Non si può dire che Guidi sia stato il solo ad andare in questa direzione, basti
pensare alla cosiddetta scuola italiana di paesaggio il gruppo di fotografi
italiani, di cui è stato parte, che a partire dagli anni Settanta ha guardato al
paesaggio come al luogo in cui rinnovare il linguaggio della fotografia, il
luogo in cui la fotografia potesse rivolgersi a sé stessa. Nella topografia
della scuola italiana di paesaggio troviamo una contronarrazione agli stereotipi
turistici da cartolina del Touring Club Italiano e alla drammatica delle rovine
del Gran tour. Una fotografia, la loro, che riflette i cambiamenti politici e
culturali del Paese e il processo di violenta urbanizzazione del paesaggio
italiano e racconta l’Italia della provincia e dei margini, delle strade di
campagna, dei capannoni, dei manifesti pubblicitari e delle villette a schiera.
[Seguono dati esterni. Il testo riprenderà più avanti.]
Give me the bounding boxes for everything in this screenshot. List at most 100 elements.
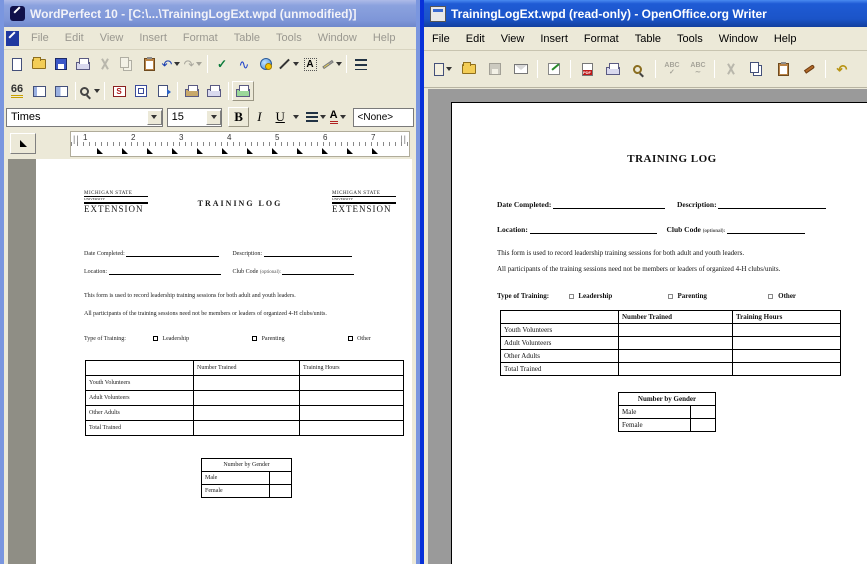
oo-menu-table[interactable]: Table [627, 31, 669, 47]
new-icon[interactable] [430, 57, 456, 81]
oo-document-page[interactable]: TRAINING LOG Date Completed: Description… [451, 102, 867, 564]
wp-menu-format[interactable]: Format [175, 30, 226, 46]
other-checkbox[interactable] [348, 336, 353, 341]
value-cell[interactable] [270, 485, 292, 498]
value-cell[interactable] [270, 472, 292, 485]
value-cell[interactable] [733, 337, 841, 350]
undo-icon[interactable]: ↶ [160, 54, 182, 74]
format-paintbrush-icon[interactable] [796, 57, 822, 81]
wp-document-page[interactable]: MICHIGAN STATE UNIVERSITY EXTENSION TRAI… [36, 159, 412, 564]
italic-button[interactable]: I [249, 107, 270, 127]
wp-titlebar[interactable]: WordPerfect 10 - [C:\...\TrainingLogExt.… [4, 0, 416, 27]
auto-spellcheck-icon[interactable]: ABC∼ [685, 57, 711, 81]
value-cell[interactable] [194, 376, 300, 391]
bullets-icon[interactable] [350, 54, 372, 74]
page-preview-icon[interactable] [626, 57, 652, 81]
oo-menu-window[interactable]: Window [711, 31, 766, 47]
undo-icon[interactable]: ↶ [829, 57, 855, 81]
print-status-icon[interactable] [232, 81, 254, 101]
wp-menu-table[interactable]: Table [226, 30, 268, 46]
oo-menu-tools[interactable]: Tools [669, 31, 711, 47]
wp-menu-edit[interactable]: Edit [57, 30, 92, 46]
font-size-dropdown-button[interactable] [206, 110, 221, 125]
leadership-checkbox[interactable] [153, 336, 158, 341]
text-box-icon[interactable]: A [299, 54, 321, 74]
quickformat-icon[interactable]: ✓ [211, 54, 233, 74]
value-cell[interactable] [300, 406, 404, 421]
value-cell[interactable] [619, 363, 733, 376]
underline-button[interactable]: U [270, 107, 291, 127]
oo-menu-format[interactable]: Format [576, 31, 627, 47]
printer-icon[interactable] [203, 81, 225, 101]
open-icon[interactable] [456, 57, 482, 81]
copy-icon[interactable] [744, 57, 770, 81]
email-icon[interactable] [508, 57, 534, 81]
parenting-checkbox[interactable] [668, 294, 673, 299]
copy-icon[interactable] [116, 54, 138, 74]
paste-icon[interactable] [138, 54, 160, 74]
spell-book-icon[interactable]: S [108, 81, 130, 101]
oo-menu-view[interactable]: View [493, 31, 533, 47]
value-cell[interactable] [691, 406, 716, 419]
paste-icon[interactable] [770, 57, 796, 81]
value-cell[interactable] [300, 376, 404, 391]
oo-menu-help[interactable]: Help [766, 31, 805, 47]
oo-menu-file[interactable]: File [424, 31, 458, 47]
leadership-checkbox[interactable] [569, 294, 574, 299]
wp-menu-help[interactable]: Help [365, 30, 404, 46]
print-icon[interactable] [600, 57, 626, 81]
print-icon[interactable] [72, 54, 94, 74]
draw-pen-icon[interactable]: ∿ [233, 54, 255, 74]
wp-menu-file[interactable]: File [23, 30, 57, 46]
cascade-view-icon[interactable] [50, 81, 72, 101]
font-face-dropdown-button[interactable] [147, 110, 162, 125]
page-setup-icon[interactable] [152, 81, 174, 101]
wp-menu-window[interactable]: Window [310, 30, 365, 46]
horizontal-ruler[interactable]: || || 1 2 3 4 5 6 7 [70, 131, 410, 157]
reveal-codes-icon[interactable]: 66 [6, 81, 28, 101]
save-icon[interactable] [482, 57, 508, 81]
font-size-select[interactable]: 15 [167, 108, 223, 127]
edit-file-icon[interactable] [541, 57, 567, 81]
value-cell[interactable] [194, 391, 300, 406]
draw-line-icon[interactable] [277, 54, 299, 74]
wp-menu-tools[interactable]: Tools [268, 30, 310, 46]
hyperlink-globe-icon[interactable] [255, 54, 277, 74]
cut-icon[interactable] [94, 54, 116, 74]
oo-titlebar[interactable]: TrainingLogExt.wpd (read-only) - OpenOff… [424, 0, 867, 27]
parenting-checkbox[interactable] [252, 336, 257, 341]
value-cell[interactable] [194, 421, 300, 436]
value-cell[interactable] [691, 419, 716, 432]
cut-icon[interactable] [718, 57, 744, 81]
new-icon[interactable] [6, 54, 28, 74]
wp-menu-view[interactable]: View [92, 30, 132, 46]
value-cell[interactable] [619, 350, 733, 363]
highlight-icon[interactable] [321, 54, 343, 74]
tile-view-icon[interactable] [28, 81, 50, 101]
other-checkbox[interactable] [768, 294, 773, 299]
value-cell[interactable] [194, 406, 300, 421]
underline-dropdown-arrow[interactable] [293, 115, 299, 119]
font-color-icon[interactable]: A [327, 107, 349, 127]
oo-menu-edit[interactable]: Edit [458, 31, 493, 47]
value-cell[interactable] [300, 421, 404, 436]
paragraph-style-select[interactable]: <None> [353, 108, 415, 127]
value-cell[interactable] [733, 324, 841, 337]
zoom-icon[interactable] [79, 81, 101, 101]
bold-button[interactable]: B [228, 107, 249, 127]
open-icon[interactable] [28, 54, 50, 74]
spellcheck-icon[interactable]: ABC✓ [659, 57, 685, 81]
tab-stops-row[interactable] [71, 148, 409, 156]
save-icon[interactable] [50, 54, 72, 74]
wp-document-icon[interactable] [6, 31, 19, 46]
tab-selector-button[interactable] [10, 133, 36, 154]
value-cell[interactable] [300, 391, 404, 406]
print-history-icon[interactable] [181, 81, 203, 101]
justification-icon[interactable] [305, 107, 327, 127]
value-cell[interactable] [733, 350, 841, 363]
value-cell[interactable] [733, 363, 841, 376]
value-cell[interactable] [619, 324, 733, 337]
export-pdf-icon[interactable] [574, 57, 600, 81]
value-cell[interactable] [619, 337, 733, 350]
oo-menu-insert[interactable]: Insert [532, 31, 576, 47]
> Guidi mostra una sensibilità cruda nei confronti delle immagini, spesso aspre,
> irte, mai nostalgiche o dolci. La sua fotografia smaschera ogni falsa
> coscienza della rappresentazione paesaggistica e si limita a circoscrivere la
> realtà senza retorica e senza enfasi.
In Guidi però non c’è traccia della purezza grafica di Mario Cresci, della
nostalgia pastello di Luigi Ghirri, né dell’epos cristallino di Mimmo Jodice, né
del controllo estremo dell’immagine di Gabriele Basilico. Guidi è forse quello
che mostra una sensibilità più cruda nei confronti delle immagini, spesso aspre,
irte, mai nostalgiche o dolci. La sua fotografia smaschera ogni falsa coscienza
della rappresentazione paesaggistica e si limita a circoscrivere la realtà senza
retorica e senza enfasi. Ogni rappresentazione viene annichilita e l’esperienza
di un’immagine del mondo è non costruita, con una conseguente intensificazione
inaudita della realtà. Nel suo paesaggio la figura umana appare di rado e su di
essa non è posto nessun accento, essa è fatta degli stessi atomi, della stessa
luce, delle foglie sugli alberi e delle ombre che essi proiettano. In questo
senso è eloquente il trittico composto da Gorizia 03.2004, Fiume Savio 2007 e
Cesena 2005, la prima occupata per un terzo nella parte superiore dal dettaglio
di un volto tagliato sotto l’occhio, nella parte centrale da un muro scrostato,
in quella inferiore da un pavimento d’asfalto. La seconda mostra un ragazzo che
pesca seduto con la schiena a tre quarti, nell’atto di portarsi una mano sulla
testa, a coprirgli il volto, dall’altra parte del fiume un paesaggio verde fuori
fuoco. La terza è la fotografia di un melo, ne vediamo il tronco e solo parte di
due rami, la sua ombra proiettata obliqua indietro, dove molte mele sono già
cadute, una sola è rimasta su, la vediamo fuori fuoco, proiettare la sua ombra
nitida sul tronco.
È chiaro come Da un’altra parte insista sulla componente più concettuale del
lavoro di Guidi, e si proponga di ripercorrere più di sessant’anni di carriera
attraverso la ricerca di Guidi sulla luce e sul suo rovescio, l’ombra. Ma ciò
che si finisce per pensare mentre si esplora questa mostra è quanto ogni
fotografia sia un modo per costringere il linguaggio fotografico a un
cortocircuito interno, rinunciare a ogni pretesa intellettuale e lasciarsi
cadere nel mondo. E di questo si potrebbe anche ridere.